The novel swarms with people and places: the country vicar and his wife, the denizens of a German pension, the clerks of a London counting-house, students in the Latin Quarter of Paris—there is an astonishing richness of portraiture, with Philip always in focus among his fortuitous associates, guardians, tutors, employers, mistresses, friends, and all equally real, obsessingly alive. I have not seen so richly full, so crowded a canvas, since Mr. Dreiser's "Titan"; but while Mr. Dreiser's work is in little more than grisaille, Mr. Maugham's is in full color, and while Mr. Dreiser's effect is, to me at least, static, Mr. Maugham's is to a degree dynamic. In short, "Of Human Bondage" is immensely stimulating. And although in reading so large a book it is difficult to apperceive an underlying beauty of design, in retrospect the pattern grows clearer and its success more and more cumulative. There is only Mr. Maugham's deliberate personal reticence, his quietly guarded air of detachment, slightly to wonder at.

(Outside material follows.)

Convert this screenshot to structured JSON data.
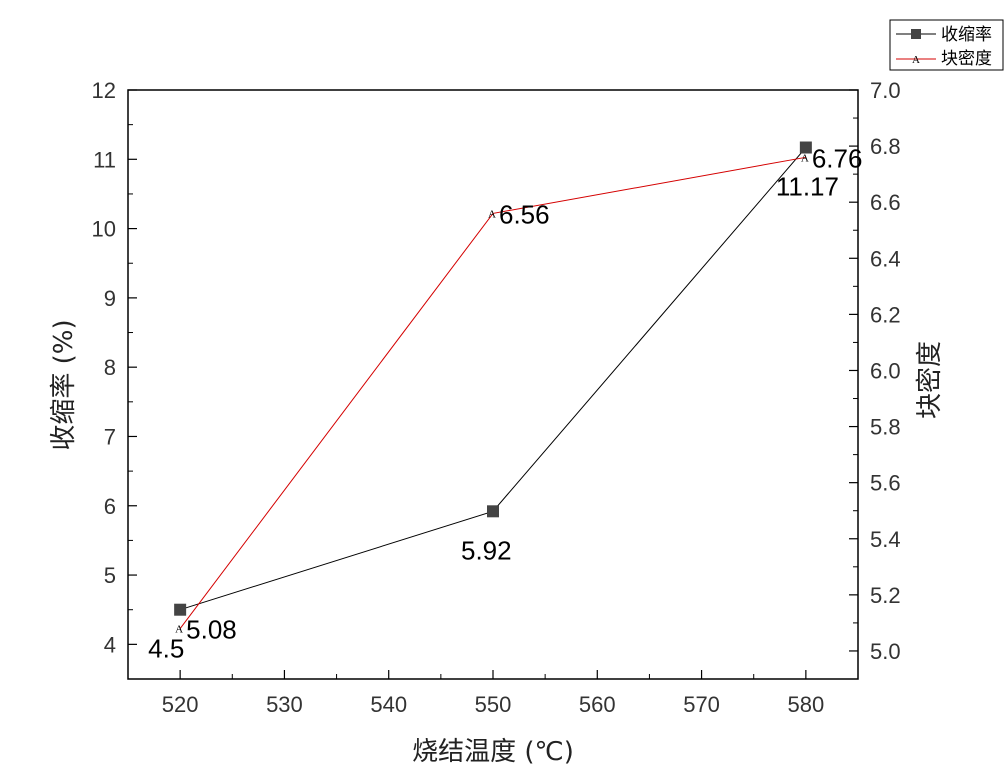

LORD FREDERIC HAMILTON has written a delightful little book of detective stories called "The Holiday Adventures of Mr. P. J. Davenant," the proceeds of which are to go to the Marchioness of Lansdown's "Officers' Families Fund." The tales concern a gentleman serving during the war as an Assistant Commissioner at Scotland Yard, who enlists "P. J.," an English schoolboy, as his junior aide. Together, but chiefly owing to P. J.'s singular knack for the work, they ferret out a number of plots and bring to book a gang of German spies. The stories are very ingenious little things, and P. J. is drawn with much charm. It's amusing to see Lord Frederic endow him with several overpersistent mannerisms analogous to those of Sherlock Holmes, but at the same time he never forgets to keep him sheer boy. That he is preternaturally clever is, if a trifle disconcerting, a permissible convention in this kind of story. The book as a whole is a light affair, but one of exceptionally clean workmanship,— pleasantly interesting and thoroughly engaging.

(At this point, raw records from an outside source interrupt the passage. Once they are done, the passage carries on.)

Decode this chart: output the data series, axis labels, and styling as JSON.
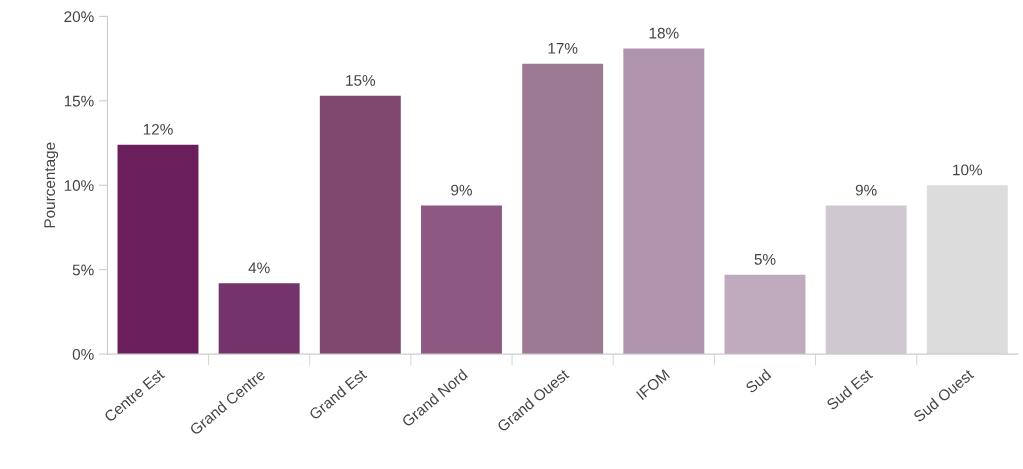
{
  "chart_data": {
    "type": "bar",
    "ylabel": "Pourcentage",
    "categories": [
      "Centre Est",
      "Grand Centre",
      "Grand Est",
      "Grand Nord",
      "Grand Ouest",
      "IFOM",
      "Sud",
      "Sud Est",
      "Sud Ouest"
    ],
    "values": [
      12.4,
      4.2,
      15.3,
      8.8,
      17.2,
      18.1,
      4.7,
      8.8,
      10
    ],
    "value_labels": [
      "12%",
      "4%",
      "15%",
      "9%",
      "17%",
      "18%",
      "5%",
      "9%",
      "10%"
    ],
    "colors": [
      "#6a1f5c",
      "#74336a",
      "#80486f",
      "#8d5882",
      "#9c7a93",
      "#b094ae",
      "#c0aabd",
      "#d0c8d0",
      "#dcdcdc"
    ],
    "ylim": [
      0,
      20
    ],
    "yticks": [
      {
        "value": 0,
        "label": "0%"
      },
      {
        "value": 5,
        "label": "5%"
      },
      {
        "value": 10,
        "label": "10%"
      },
      {
        "value": 15,
        "label": "15%"
      },
      {
        "value": 20,
        "label": "20%"
      }
    ],
    "grid": false
  }
}
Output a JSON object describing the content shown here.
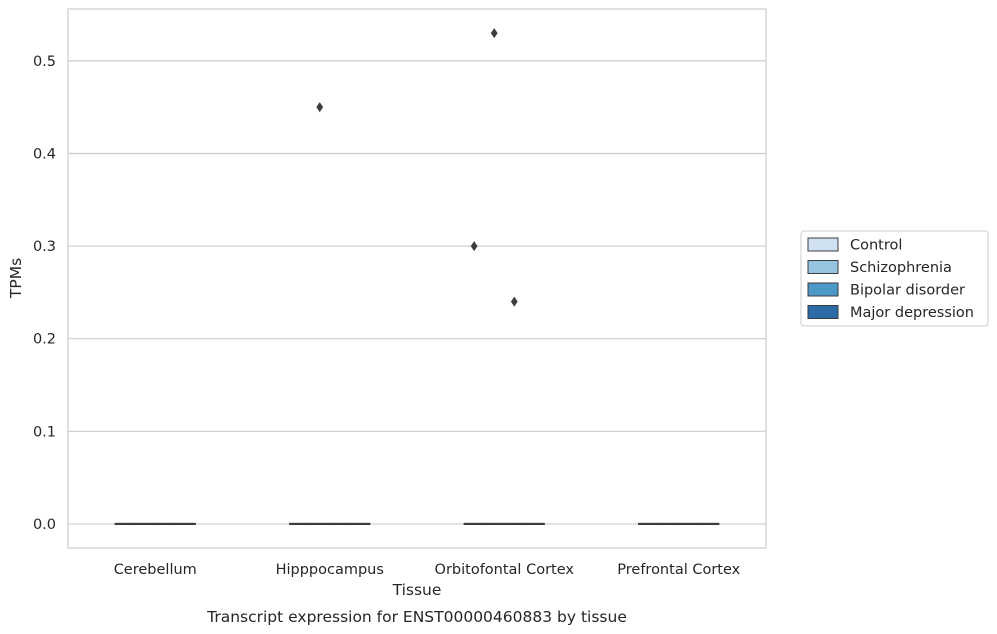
{
  "chart_data": {
    "type": "box",
    "categories": [
      "Cerebellum",
      "Hipppocampus",
      "Orbitofontal Cortex",
      "Prefrontal Cortex"
    ],
    "hue_order": [
      "Control",
      "Schizophrenia",
      "Bipolar disorder",
      "Major depression"
    ],
    "colors": {
      "Control": "#d0e1f2",
      "Schizophrenia": "#94c4df",
      "Bipolar disorder": "#4b98c9",
      "Major depression": "#2d6aa8"
    },
    "boxes_median_value": 0.0,
    "outliers": [
      {
        "category": "Hipppocampus",
        "value": 0.45
      },
      {
        "category": "Orbitofontal Cortex",
        "value": 0.53
      },
      {
        "category": "Orbitofontal Cortex",
        "value": 0.3
      },
      {
        "category": "Orbitofontal Cortex",
        "value": 0.24
      }
    ],
    "xlabel": "Tissue",
    "ylabel": "TPMs",
    "ylim": [
      -0.026,
      0.556
    ],
    "yticks": [
      0.0,
      0.1,
      0.2,
      0.3,
      0.4,
      0.5
    ],
    "ytick_labels": [
      "0.0",
      "0.1",
      "0.2",
      "0.3",
      "0.4",
      "0.5"
    ],
    "grid": "horizontal",
    "legend_position": "right",
    "caption": "Transcript expression for ENST00000460883 by tissue"
  }
}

"TALES FROM FIVE CHIMNEYS," by Mr. Marmaduke Pickthall, will notably appeal to those who have traveled in the near East, because of the author's intimate knowledge of the Mohammedan mind, his alert eye for native color, his keen dramatic sense, and his gift of clear, neat, swiftly-moving style. His stories, especially the oriental ones which comprise the first half of the collection, have a definiteness and sureness of effect that rank them well above the average.